Review: GOOD GRACES s/t EP by Matt @mattcoveydrums
If Good Graces self-titled EP doesn’t bring on fever dreams of cornerstone No Idea Records’ bands like Hot Water Music and Small Brown Bike, along with 90s Emo like Sunny Day Real Estate and Jawbreaker, you’re just doing it wrong. Even their irony-laden song titles scream reformed 90s Ska or Hardcore kid.
Good Graces are no anomaly though. Bands like Title Fight, Make Do and Mend, Touché Amore, La Dispute, and The World Is A Beautiful Place… are deserved leaders of a scene that, in many ways, seems to be reenacting the Post-hardcore and/or Emo shift of the 90s.
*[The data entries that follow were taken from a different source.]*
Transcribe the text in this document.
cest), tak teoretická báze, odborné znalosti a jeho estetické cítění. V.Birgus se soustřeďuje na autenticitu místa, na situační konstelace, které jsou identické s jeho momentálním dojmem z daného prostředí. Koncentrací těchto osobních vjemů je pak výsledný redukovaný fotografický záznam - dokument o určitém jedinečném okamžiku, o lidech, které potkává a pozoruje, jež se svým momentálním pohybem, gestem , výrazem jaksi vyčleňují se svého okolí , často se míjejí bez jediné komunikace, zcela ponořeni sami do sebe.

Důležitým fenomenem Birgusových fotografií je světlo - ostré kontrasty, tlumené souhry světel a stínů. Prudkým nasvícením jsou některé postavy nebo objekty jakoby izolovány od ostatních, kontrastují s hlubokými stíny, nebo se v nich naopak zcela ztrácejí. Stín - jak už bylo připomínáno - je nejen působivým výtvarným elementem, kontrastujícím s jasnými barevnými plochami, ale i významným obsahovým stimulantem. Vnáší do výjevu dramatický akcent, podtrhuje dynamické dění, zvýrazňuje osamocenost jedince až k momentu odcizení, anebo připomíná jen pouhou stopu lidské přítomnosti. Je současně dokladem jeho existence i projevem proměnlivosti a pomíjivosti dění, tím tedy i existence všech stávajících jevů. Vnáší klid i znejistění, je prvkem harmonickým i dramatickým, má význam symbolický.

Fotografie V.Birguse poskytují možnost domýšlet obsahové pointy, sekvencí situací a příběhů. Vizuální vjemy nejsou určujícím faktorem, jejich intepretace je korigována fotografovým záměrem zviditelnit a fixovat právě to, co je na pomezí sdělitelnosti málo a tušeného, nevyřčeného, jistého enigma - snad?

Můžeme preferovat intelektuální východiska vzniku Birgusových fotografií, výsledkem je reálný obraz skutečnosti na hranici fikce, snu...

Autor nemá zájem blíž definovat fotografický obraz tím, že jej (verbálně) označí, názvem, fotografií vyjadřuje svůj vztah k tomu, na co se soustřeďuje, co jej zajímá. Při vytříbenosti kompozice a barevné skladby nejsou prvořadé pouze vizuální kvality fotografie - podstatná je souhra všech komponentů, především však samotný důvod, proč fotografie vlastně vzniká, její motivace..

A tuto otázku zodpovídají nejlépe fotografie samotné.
As a guy who was around for the last time these things were “things”, it’s both humorous and fascinating to see.
Musically, Good Graces are reminscent of a simplistic Title Fight/early Fairweather hybrid. So, you’re really gonna need big anthemic vocals to drive it home. With a voice that honestly made me wonder if Wisdom In Chains’ Mad Joe Black wasn’t doing his best Chuck Ragan impression, Good Graces’ singer, Aaron Ditro, would seem to have those qualifications in spades. But there is a dynamic flatness to those elements, both separately and in conjunction. The vocals run right along with music, rarely playing off each other or taking chances. There is big potential here, but more audible zeal and more sonic personality are sorely needed.
Like many other bands on this basic path, Good Graces don’t approach the musical complexity and sophistication of their 90s counterparts. However, it’d be a mistake to let notion carry you off. Where bands like Mineral and Small Brown Bike are about craft first and character second (though not very far behind), Good Graces, as with many of their contemporary role models, seem to firmly put character first. There’s something inherently punk about that, no?